How to Present with Confidence When You're Anxious: Three Strategies That Work

👋 Hi, I'm Libby. I help rising leaders and executives communicate with clarity and confidence. Each month I share frameworks and real talk on presentation skills, storytelling, and executive presence. For more: The Slide Master | The Presentation Lab | LinkedIn.

Almost every person I teach or coach tells me the same thing: they're nervous about presenting. Regardless of their level, their industry, or how many presentations they've given. It's one of the most universal experiences I encounter in my work. Very few people are genuinely excited about public speaking. If you've felt your heart race before a presentation, rehearsed in the shower and then blanked the second you got in front of people, or wondered whether everyone in the room could tell how nervous you were, you're in very good company.

Here's the truth: I can't wave a magic wand and make presentation anxiety disappear. But I can give you three tools that actually work. These are the strategies I give to every person who walks into my office struggling with nerves. They're practical. They're learnable. And they give you real control over the situation.

Strategy 1: Lead with Your Answer

One of the biggest sources of presentation anxiety is not knowing where to start. You're standing at the beginning of your presentation, wanting to get through that first sentence, and everything after that feels terrifying.

Most presenters spend so much time building up to their main point that they lose the room before they ever get there. That pressure makes nerves worse because you're waiting to see if the reveal lands. You're holding your breath through 10 minutes of setup hoping it all pays off.

The fix is simple: lead with your conclusion. State your key takeaway in the first 30 seconds. Think of it like a newspaper headline. All the most valuable information is right up front.

When your audience knows where you're going, something shifts. You feel more in control because you're not waiting. You're not building suspense. You've already made your point. This is the "Answer First" approach, also called BLUF (Bottom Line Up Front). It's one of the most powerful things you can do for both your structure and your confidence.

Strategy 2: Prepare the Right Way: Out Loud and in Front of People

Practicing feels easy to skip, especially when you're already nervous. The last thing you want to do is think about the presentation more. So you avoid it. You tell yourself you know the material. You'll figure it out when you get there. You flip through the slides a few times while "talking" through it in your head.

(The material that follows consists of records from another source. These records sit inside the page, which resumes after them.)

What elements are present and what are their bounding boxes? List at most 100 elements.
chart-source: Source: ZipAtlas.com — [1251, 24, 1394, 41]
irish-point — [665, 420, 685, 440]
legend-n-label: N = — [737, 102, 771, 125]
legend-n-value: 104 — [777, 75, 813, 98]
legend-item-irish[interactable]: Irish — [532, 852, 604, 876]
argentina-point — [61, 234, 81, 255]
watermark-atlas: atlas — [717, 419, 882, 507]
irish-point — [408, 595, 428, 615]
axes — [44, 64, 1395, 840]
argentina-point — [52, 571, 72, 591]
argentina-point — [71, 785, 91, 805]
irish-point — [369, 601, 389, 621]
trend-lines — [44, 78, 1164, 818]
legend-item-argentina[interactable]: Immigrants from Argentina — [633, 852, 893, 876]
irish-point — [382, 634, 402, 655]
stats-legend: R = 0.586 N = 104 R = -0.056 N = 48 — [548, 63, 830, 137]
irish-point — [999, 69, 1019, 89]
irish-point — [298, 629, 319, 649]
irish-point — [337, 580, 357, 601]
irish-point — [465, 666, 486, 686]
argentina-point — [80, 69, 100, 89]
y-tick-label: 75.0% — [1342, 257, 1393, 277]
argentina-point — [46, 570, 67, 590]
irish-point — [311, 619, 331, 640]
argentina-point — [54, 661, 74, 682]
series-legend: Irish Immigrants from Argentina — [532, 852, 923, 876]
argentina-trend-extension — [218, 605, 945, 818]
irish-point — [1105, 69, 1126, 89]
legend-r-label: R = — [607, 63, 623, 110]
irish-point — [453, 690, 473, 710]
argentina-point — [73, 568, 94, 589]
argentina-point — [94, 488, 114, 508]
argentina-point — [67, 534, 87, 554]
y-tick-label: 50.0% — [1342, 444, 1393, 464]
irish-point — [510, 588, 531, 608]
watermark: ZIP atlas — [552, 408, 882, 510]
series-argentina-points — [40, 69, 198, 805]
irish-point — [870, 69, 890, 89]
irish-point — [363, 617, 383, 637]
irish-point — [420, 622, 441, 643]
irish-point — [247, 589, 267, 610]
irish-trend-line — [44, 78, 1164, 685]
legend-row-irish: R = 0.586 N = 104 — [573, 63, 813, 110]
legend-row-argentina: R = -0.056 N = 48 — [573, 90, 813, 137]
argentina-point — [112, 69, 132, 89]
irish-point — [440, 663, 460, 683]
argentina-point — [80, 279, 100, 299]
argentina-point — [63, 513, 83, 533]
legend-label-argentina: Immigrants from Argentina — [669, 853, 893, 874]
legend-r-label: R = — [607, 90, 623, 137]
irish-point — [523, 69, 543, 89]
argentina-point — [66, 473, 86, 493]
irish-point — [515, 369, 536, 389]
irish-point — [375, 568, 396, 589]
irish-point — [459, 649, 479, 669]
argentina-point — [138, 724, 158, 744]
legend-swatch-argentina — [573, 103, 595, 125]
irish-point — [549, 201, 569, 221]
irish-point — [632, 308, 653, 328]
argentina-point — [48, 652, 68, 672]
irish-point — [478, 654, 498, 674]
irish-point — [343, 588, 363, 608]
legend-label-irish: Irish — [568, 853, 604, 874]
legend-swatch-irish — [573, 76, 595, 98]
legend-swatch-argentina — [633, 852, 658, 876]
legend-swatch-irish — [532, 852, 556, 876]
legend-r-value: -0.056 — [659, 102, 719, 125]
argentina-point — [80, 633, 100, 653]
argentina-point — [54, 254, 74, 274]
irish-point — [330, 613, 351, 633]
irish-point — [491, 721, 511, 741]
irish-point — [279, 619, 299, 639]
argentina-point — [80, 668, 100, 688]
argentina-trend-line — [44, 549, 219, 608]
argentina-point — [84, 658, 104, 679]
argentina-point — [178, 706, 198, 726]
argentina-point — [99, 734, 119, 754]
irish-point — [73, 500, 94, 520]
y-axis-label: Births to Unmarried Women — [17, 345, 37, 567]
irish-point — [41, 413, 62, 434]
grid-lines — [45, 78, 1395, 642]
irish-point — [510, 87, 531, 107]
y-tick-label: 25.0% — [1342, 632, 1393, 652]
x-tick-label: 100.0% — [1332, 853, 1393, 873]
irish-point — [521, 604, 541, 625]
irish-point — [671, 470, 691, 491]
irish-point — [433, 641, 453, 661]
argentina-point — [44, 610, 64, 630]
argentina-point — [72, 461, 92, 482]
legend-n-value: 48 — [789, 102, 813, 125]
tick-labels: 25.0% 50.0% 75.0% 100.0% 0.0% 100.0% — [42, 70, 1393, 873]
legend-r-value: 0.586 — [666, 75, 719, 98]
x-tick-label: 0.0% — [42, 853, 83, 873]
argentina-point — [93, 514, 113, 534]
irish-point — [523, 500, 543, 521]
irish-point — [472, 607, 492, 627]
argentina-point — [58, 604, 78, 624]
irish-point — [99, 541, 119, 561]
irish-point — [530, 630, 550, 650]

That avoidance makes the anxiety worse on the big day.

Preparation matters, but how you prepare matters just as much. Reviewing your slides in your head and actually being ready to present are completely different things. Two things need to happen:

Say it out loud. Thinking through what you'll say and saying it out loud are completely different experiences. Practicing out loud shows you where there are awkward transitions, too much content, or not enough. Do this alone first, in your car or your kitchen, until your talk track feels natural. Then rehearse for other people.

Find an audience that feels slightly outside your comfort zone. A colleague. A friend. A small group of coworkers. The goal is to feel those nerves before the actual presentation, not for the first time on the big day. When you've already stumbled through a sentence and recovered, you know you can handle it. When you've already survived an awkward pause, your nervous system isn't caught off guard when it matters.

You know your material better than anyone in that room. Preparation is how you make sure your brain can actually access it when the pressure is on.

Strategy 3: Name Your Nerves Out Loud

This is my favorite tool and it feels scary, but I want you to try it.

If you're nervous going into a presentation, open with something like this:

"I'm really glad to be here today. I want to be upfront with you and let you know I'm a little nervous. If you hear my voice shake or notice that I seem anxious, just know that it comes from genuinely wanting to get this right. I've put a lot of preparation into this, and I want to do justice to that work and make good use of your time."

Say it in your own words to make it yours. But you're naming the thing you're worried about your audience seeing, and you're taking charge of the situation.

Here's what happens when you name your nerves: you take the power out of them by calling them out first. You have a human, vulnerable moment and get the audience on your side. You signal that your nerves come from caring, which most people in that room deeply relate to. The elephant leaves the room. The audience starts rooting for you. And you can breathe and move forward.

Audiences aren't forgiving of presenters who don't know their material. But they're incredibly forgiving of human moments. When someone admits they're nervous and they care, people connect with that.

The Bottom Line

Try one of these strategies for your next presentation. Try all three if you want. The point is that confidence isn't something you're born with. It's built through structure, preparation, and knowing exactly what you're going to say before you walk into the room.